Monday, July 10, 2006

The Burning Point

I think that I should make my therapy more frequent.

Right now, I only go once every two weeks. It has been that way for about a year and a half. Even after the split, we determined I could stay at that pace, since all seemed to be going fairly well.

All is not going fairly well now.

I am in a deep depression. Probably of my own making, but I can't see my way out.

I got some good advice though yesterday, which I am trying to cling to.

Speaking about the other night when I didn't drink, and felt like shit and snappish at the theatre, I was told that what was good about that is that a couple of drinks would have "fixed" everything. I would have forgotten my cares, and laughed with the group.

In stead, I felt what I needed to. I didn't drown the pain, I let it ride. My therapist always tells me that is the best way. Don't avoid. Feel the hurt, and it will pass.

In a way, that is what is happening right now.

This is the first time since the split that I am not in a show, that I am not crushing hard on a girl ( assuming that my present over-her attitude remains, which I think it will). Those had been distractions. Pleasant ones, to be sure.

They also will come again, I know. Acting and romance are two things I hope my life is full of forever.

Just right now, without their tonic balm, I feel myself floundering. I can't see the positive. I can't think creatively. I am even contemplating quitting the sketch class because some murder show conflicts came up, and I just want to avoid everything.

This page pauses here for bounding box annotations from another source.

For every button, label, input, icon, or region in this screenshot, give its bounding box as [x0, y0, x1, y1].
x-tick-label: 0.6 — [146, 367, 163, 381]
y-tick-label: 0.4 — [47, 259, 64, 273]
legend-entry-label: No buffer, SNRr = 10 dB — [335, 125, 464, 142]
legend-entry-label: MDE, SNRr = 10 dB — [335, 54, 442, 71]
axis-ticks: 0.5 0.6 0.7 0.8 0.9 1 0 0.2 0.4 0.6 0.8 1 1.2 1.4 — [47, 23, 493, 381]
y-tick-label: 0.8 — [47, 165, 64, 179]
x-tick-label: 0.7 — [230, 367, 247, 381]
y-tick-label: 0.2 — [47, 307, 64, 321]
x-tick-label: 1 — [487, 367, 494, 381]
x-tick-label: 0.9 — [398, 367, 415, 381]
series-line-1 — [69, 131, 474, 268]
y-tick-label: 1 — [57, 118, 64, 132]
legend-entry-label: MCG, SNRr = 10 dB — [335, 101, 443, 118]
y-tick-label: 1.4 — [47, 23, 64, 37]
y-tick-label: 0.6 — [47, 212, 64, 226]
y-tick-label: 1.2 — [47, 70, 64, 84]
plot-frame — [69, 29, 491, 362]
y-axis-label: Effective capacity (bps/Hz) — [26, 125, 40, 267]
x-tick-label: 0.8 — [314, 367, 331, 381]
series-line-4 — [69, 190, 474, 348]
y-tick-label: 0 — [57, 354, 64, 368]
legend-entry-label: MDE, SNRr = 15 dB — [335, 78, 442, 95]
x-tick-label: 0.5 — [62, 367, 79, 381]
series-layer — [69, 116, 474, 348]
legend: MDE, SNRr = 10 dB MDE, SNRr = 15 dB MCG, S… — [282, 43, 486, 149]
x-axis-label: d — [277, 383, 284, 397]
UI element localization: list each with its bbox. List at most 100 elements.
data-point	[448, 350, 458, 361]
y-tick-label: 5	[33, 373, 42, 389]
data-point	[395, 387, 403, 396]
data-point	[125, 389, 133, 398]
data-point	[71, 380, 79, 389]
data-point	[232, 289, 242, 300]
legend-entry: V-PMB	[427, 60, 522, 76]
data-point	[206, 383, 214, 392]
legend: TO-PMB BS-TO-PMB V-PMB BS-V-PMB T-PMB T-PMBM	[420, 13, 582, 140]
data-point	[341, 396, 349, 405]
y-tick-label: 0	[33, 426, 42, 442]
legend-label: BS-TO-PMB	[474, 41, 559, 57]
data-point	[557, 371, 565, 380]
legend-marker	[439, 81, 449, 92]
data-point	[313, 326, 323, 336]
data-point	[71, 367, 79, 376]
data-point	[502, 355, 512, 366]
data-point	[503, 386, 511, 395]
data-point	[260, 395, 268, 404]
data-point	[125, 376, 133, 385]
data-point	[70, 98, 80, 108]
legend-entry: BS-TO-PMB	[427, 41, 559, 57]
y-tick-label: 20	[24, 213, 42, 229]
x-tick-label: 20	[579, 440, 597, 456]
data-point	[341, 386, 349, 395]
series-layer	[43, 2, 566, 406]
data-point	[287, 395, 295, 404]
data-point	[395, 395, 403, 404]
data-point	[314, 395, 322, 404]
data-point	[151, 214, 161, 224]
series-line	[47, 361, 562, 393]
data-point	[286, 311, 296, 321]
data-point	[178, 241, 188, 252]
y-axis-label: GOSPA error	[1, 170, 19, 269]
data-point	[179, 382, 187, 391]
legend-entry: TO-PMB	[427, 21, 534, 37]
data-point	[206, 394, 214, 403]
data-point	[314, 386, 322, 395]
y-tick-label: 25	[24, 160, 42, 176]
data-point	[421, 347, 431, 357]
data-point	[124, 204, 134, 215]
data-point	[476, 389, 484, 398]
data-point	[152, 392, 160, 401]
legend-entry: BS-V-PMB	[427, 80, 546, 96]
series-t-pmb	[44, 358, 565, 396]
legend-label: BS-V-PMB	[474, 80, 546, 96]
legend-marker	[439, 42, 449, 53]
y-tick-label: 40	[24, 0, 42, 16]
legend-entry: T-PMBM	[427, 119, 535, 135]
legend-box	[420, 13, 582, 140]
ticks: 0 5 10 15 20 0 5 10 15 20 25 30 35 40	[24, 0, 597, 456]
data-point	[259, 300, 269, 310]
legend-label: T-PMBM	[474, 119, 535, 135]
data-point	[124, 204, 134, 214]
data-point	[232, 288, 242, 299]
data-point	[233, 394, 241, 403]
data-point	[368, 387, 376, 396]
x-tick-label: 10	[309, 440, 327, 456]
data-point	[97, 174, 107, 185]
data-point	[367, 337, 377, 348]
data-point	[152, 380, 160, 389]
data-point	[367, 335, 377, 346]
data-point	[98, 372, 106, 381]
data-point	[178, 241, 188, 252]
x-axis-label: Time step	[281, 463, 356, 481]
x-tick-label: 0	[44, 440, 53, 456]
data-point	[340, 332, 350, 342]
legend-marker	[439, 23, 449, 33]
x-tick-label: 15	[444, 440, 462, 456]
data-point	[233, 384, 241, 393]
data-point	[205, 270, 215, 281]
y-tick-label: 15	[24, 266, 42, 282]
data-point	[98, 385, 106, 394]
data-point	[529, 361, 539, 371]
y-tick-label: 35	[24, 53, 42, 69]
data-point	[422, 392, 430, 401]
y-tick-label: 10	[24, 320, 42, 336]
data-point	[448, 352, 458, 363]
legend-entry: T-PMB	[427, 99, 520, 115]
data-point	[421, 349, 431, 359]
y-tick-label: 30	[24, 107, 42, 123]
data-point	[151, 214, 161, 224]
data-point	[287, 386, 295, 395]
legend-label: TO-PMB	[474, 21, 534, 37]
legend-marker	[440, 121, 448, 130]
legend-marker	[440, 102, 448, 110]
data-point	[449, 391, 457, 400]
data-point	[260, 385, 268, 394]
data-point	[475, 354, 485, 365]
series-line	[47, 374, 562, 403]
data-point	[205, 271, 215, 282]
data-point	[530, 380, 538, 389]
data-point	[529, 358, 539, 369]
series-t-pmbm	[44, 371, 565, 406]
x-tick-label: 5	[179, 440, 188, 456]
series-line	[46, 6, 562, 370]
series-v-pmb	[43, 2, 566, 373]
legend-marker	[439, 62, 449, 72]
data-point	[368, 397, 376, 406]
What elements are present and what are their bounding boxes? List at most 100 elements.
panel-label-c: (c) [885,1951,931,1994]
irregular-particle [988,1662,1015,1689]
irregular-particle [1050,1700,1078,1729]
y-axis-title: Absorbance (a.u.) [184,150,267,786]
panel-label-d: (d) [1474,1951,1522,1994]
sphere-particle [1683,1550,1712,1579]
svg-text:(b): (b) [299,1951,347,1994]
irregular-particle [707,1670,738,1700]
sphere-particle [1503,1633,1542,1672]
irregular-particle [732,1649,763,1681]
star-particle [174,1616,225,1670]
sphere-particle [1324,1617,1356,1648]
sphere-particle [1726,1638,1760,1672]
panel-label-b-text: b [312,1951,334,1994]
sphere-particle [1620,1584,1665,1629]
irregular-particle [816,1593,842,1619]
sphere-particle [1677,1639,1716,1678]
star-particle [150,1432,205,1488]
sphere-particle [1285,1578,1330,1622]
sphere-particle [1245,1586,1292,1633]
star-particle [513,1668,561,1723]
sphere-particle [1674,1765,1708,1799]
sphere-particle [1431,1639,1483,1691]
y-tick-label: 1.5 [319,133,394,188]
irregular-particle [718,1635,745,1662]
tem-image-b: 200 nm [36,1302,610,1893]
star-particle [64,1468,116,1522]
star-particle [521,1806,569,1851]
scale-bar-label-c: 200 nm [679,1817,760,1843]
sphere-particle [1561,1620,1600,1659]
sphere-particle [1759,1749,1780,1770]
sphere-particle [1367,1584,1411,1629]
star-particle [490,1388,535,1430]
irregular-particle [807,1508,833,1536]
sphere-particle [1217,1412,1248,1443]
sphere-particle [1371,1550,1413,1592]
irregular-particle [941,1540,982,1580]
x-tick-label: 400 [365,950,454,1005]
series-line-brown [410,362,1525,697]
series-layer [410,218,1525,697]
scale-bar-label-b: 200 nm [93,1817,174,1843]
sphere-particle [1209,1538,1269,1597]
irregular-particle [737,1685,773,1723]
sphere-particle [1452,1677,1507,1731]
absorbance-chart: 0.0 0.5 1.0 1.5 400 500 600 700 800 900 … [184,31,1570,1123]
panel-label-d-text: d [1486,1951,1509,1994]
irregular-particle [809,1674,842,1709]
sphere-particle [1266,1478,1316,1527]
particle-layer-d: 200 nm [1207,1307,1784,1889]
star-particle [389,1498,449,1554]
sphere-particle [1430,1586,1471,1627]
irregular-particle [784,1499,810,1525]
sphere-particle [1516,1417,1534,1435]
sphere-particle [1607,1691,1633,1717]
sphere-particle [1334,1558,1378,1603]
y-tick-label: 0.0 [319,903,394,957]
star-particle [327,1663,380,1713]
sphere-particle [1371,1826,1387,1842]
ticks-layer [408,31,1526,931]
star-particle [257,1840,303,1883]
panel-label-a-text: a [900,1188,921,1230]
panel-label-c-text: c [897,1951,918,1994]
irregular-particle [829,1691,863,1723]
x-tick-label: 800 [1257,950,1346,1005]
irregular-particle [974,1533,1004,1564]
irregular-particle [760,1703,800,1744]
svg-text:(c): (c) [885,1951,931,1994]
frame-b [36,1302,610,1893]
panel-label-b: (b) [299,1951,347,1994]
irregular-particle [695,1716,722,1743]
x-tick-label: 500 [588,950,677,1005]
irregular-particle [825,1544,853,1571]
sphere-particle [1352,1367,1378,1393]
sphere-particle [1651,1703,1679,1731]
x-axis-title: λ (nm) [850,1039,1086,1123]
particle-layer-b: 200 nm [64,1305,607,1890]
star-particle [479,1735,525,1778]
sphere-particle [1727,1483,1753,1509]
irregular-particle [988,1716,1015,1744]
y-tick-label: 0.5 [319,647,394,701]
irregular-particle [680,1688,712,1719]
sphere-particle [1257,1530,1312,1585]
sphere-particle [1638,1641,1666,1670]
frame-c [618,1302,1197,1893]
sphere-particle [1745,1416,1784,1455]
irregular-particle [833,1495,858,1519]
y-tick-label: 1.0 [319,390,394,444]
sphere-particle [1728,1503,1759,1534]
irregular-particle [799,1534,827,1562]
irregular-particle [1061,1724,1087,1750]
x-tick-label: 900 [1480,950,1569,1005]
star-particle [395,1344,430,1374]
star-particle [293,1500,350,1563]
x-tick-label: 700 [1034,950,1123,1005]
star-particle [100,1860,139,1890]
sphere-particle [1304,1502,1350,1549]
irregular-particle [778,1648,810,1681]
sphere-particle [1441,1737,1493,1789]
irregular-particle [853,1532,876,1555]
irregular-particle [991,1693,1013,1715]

I am even trying to write a sketch and I don't think I remember how. Ridiculous, but frighteningly true. I don't feel funny.

Last night, after work, a girl asked me if I was happy. I immediately said no. It jumped out of my mouth. Another coworker was there, and she looked up, shocked. I come off as bubbly and fun. Optimistic.

The first girl then asked when was the last time you remember being happy?

I had to think. For sure, there have been times in the past year that acting has made me happy, but I couldn't say that overall I was happy. So, I didn't count that. I mentioned it, but didn't count it.

Before that, it was when I got married in late 2003, but also at the same time, I switched jobs, which created a horrible income situation, and a huge fight between NB and I. It was one of the things she cited as a reason she started to drift away from me.

So, I can't count that. Even though I was blissfully overjoyed at my surprise relishment of marriage, it was a tough time.

Before that...

I would say late 2000 into early 2001.

NB and I had just healed our relationship after our mini-split. My social scene was at its peak with all my friends gathering regularly for what we called the brunch club. I was recently signed with my agent (one who ultimately turned out to be a freak) and going out on auditions ( the last I have seen).

That was the last time I was happy. Five years ago.

When I realized that, the depression just sank over me. I came home last night and just stared off into space. This morning, I just didn't want to get out of bed. Right now, I feel a cry jag coming on.

I think I need my therapy more often. I think I will print out this page and bring it to my next session.